Astronomers have discovered the earliest evidence of two galaxies and their massive black holes merging, just 740 million years after the Big Bang.

The findings, published Thursday in the journal Monthly Notices of the Royal Astronomical Society, contribute to scientists’ understanding of how black holes grew to be so large in the universe’s early days. Researchers used the James Webb Space Telescope to peer 13 billion years back in time and observe the merger.

Scientists are unsure as to where giant black holes—with masses millions or billions of times that of our sun—come from.

“Do they somehow get born big, or do they have to be built from initially smaller black holes that smash together to form the giants?” Andrew Pontzen, a cosmologist at University College London who did not contribute to the findings, says to the Guardian’s Hannah Devlin. “This new evidence from [the Webb telescope] is indirect, but it helps suggest a major role for black hole collisions.”

“Our findings suggest that merging is an important route through which black holes can rapidly grow, even at cosmic dawn,” Hannah Übler, a researcher at the University of Cambridge in England, says in a statement from the European Space Agency. “Together with other Webb findings of active, massive black holes in the distant universe, our results also show that massive black holes have been shaping the evolution of galaxies from the very beginning.”

three images side by side, each getting progressively closer to the system ZS7, where the two merging black holes were seen.
The location of ZS7 in Webb's image, where astronomers found evidence of the earliest known merger of black holes. ESA / Webb, NASA, CSA, J. Dunlop, H. Übler, R. Maiolino, et al.

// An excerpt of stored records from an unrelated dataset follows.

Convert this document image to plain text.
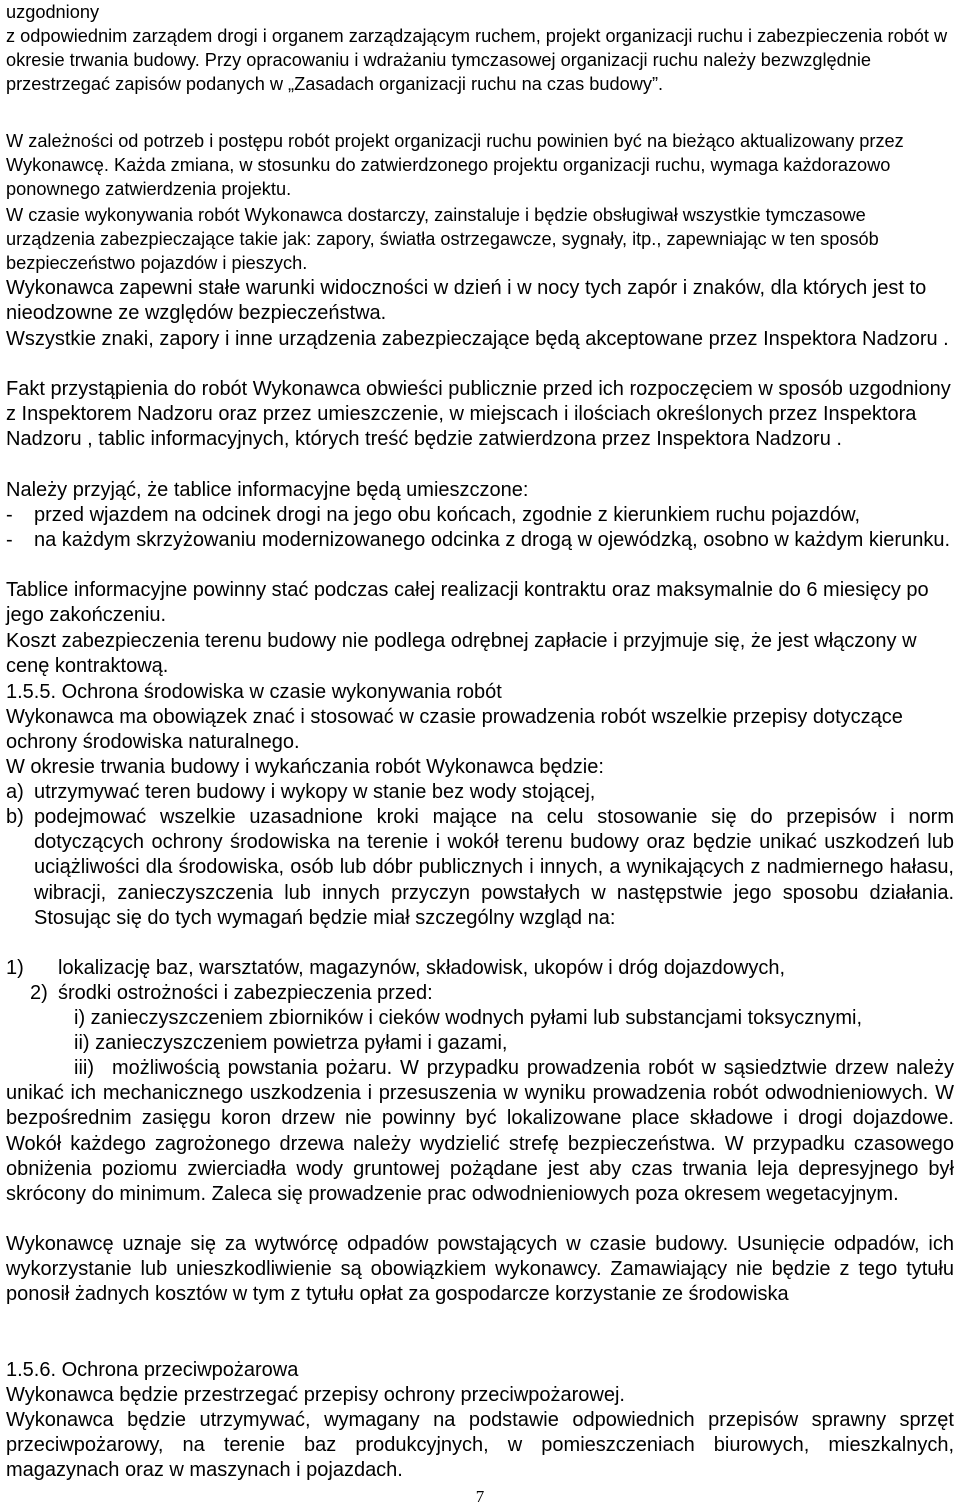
uzgodniony

z odpowiednim zarządem drogi i organem zarządzającym ruchem, projekt organizacji ruchu i zabezpieczenia robót w okresie trwania budowy. Przy opracowaniu i wdrażaniu tymczasowej organizacji ruchu należy bezwzględnie przestrzegać zapisów podanych w „Zasadach organizacji ruchu na czas budowy”.

W zależności od potrzeb i postępu robót projekt organizacji ruchu powinien być na bieżąco aktualizowany przez Wykonawcę. Każda zmiana, w stosunku do zatwierdzonego projektu organizacji ruchu, wymaga każdorazowo ponownego zatwierdzenia projektu.

W czasie wykonywania robót Wykonawca dostarczy, zainstaluje i będzie obsługiwał wszystkie tymczasowe urządzenia zabezpieczające takie jak: zapory, światła ostrzegawcze, sygnały, itp., zapewniając w ten sposób bezpieczeństwo pojazdów i pieszych.

Wykonawca zapewni stałe warunki widoczności w dzień i w nocy tych zapór i znaków, dla których jest to nieodzowne ze względów bezpieczeństwa.

Wszystkie znaki, zapory i inne urządzenia zabezpieczające będą akceptowane przez Inspektora Nadzoru .

Fakt przystąpienia do robót Wykonawca obwieści publicznie przed ich rozpoczęciem w sposób uzgodniony z Inspektorem Nadzoru oraz przez umieszczenie, w miejscach i ilościach określonych przez Inspektora Nadzoru , tablic informacyjnych, których treść będzie zatwierdzona przez Inspektora Nadzoru .

Należy przyjąć, że tablice informacyjne będą umieszczone:

- przed wjazdem na odcinek drogi na jego obu końcach, zgodnie z kierunkiem ruchu pojazdów,

- na każdym skrzyżowaniu modernizowanego odcinka z drogą w ojewódzką, osobno w każdym kierunku.

Tablice informacyjne powinny stać podczas całej realizacji kontraktu oraz maksymalnie do 6 miesięcy po jego zakończeniu.

Koszt zabezpieczenia terenu budowy nie podlega odrębnej zapłacie i przyjmuje się, że jest włączony w cenę kontraktową.

1.5.5. Ochrona środowiska w czasie wykonywania robót

Wykonawca ma obowiązek znać i stosować w czasie prowadzenia robót wszelkie przepisy dotyczące ochrony środowiska naturalnego.

W okresie trwania budowy i wykańczania robót Wykonawca będzie:

a) utrzymywać teren budowy i wykopy w stanie bez wody stojącej,

b) podejmować wszelkie uzasadnione kroki mające na celu stosowanie się do przepisów i norm dotyczących ochrony środowiska na terenie i wokół terenu budowy oraz będzie unikać uszkodzeń lub uciążliwości dla środowiska, osób lub dóbr publicznych i innych, a wynikających z nadmiernego hałasu, wibracji, zanieczyszczenia lub innych przyczyn powstałych w następstwie jego sposobu działania. Stosując się do tych wymagań będzie miał szczególny wzgląd na:

1) lokalizację baz, warsztatów, magazynów, składowisk, ukopów i dróg dojazdowych,

2) środki ostrożności i zabezpieczenia przed:

i) zanieczyszczeniem zbiorników i cieków wodnych pyłami lub substancjami toksycznymi,

ii) zanieczyszczeniem powietrza pyłami i gazami,

iii) możliwością powstania pożaru. W przypadku prowadzenia robót w sąsiedztwie drzew należy unikać ich mechanicznego uszkodzenia i przesuszenia w wyniku prowadzenia robót odwodnieniowych. W bezpośrednim zasięgu koron drzew nie powinny być lokalizowane place składowe i drogi dojazdowe. Wokół każdego zagrożonego drzewa należy wydzielić strefę bezpieczeństwa. W przypadku czasowego obniżenia poziomu zwierciadła wody gruntowej pożądane jest aby czas trwania leja depresyjnego był skrócony do minimum. Zaleca się prowadzenie prac odwodnieniowych poza okresem wegetacyjnym.

Wykonawcę uznaje się za wytwórcę odpadów powstających w czasie budowy. Usunięcie odpadów, ich wykorzystanie lub unieszkodliwienie są obowiązkiem wykonawcy. Zamawiający nie będzie z tego tytułu ponosił żadnych kosztów w tym z tytułu opłat za gospodarcze korzystanie ze środowiska

1.5.6. Ochrona przeciwpożarowa

Wykonawca będzie przestrzegać przepisy ochrony przeciwpożarowej.

Wykonawca będzie utrzymywać, wymagany na podstawie odpowiednich przepisów sprawny sprzęt przeciwpożarowy, na terenie baz produkcyjnych, w pomieszczeniach biurowych, mieszkalnych, magazynach oraz w maszynach i pojazdach.

7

Black holes are enormous collections of matter packed into relatively small spaces. They’re so dense that nothing, including light, can escape their immense gravitational pulls. Nearly every large galaxy has a supermassive black hole at its center.

With recent studies using the Webb telescope, researchers have found a large number of black holes that attained incredible masses in the first billion years of the universe, per the new paper. In January, astronomers discovered the oldest known black hole—and it was much larger than they expected. This meant it either started out larger than scientists thought was possible, or it grew surprisingly quickly.

Possible sources of black hole growth in the early universe include the collapse of primordial clouds, remnants of early giant stars and the merging of stars and black holes, per the study. Astronomers had also suggested black holes could merge and become more massive, but previous findings about that are “tentative and indirect,” the paper’s authors write.

For the new study, the researchers looked at a system called ZS7. They identified the two black holes based on evidence for very dense, fast-moving gas nearby, as well as hot and highly ionized gas illuminated by radiation that is usually produced by black holes while they’re accumulating matter, per the ESA’s statement.

The researchers measured the mass of one of the black holes as 50 million times that of our sun. They think the other black hole has a similar mass but were unable to measure it, because it was blocked by dense gas.

In the future, gravitational wave observatories, like the Laser Interferometer Space Antenna that is expected to launch to space in the mid-2030s, could allow scientists to measure the ripples in spacetime emanating from the merging of these two black holes and other mergers from long ago.

“Webb’s results are telling us that lighter systems detectable by LISA should be far more frequent than previously assumed,” Nora Luetzgendorf, LISA lead project scientist with the European Space Agency, says in the statement. “This is just the tip of the iceberg.”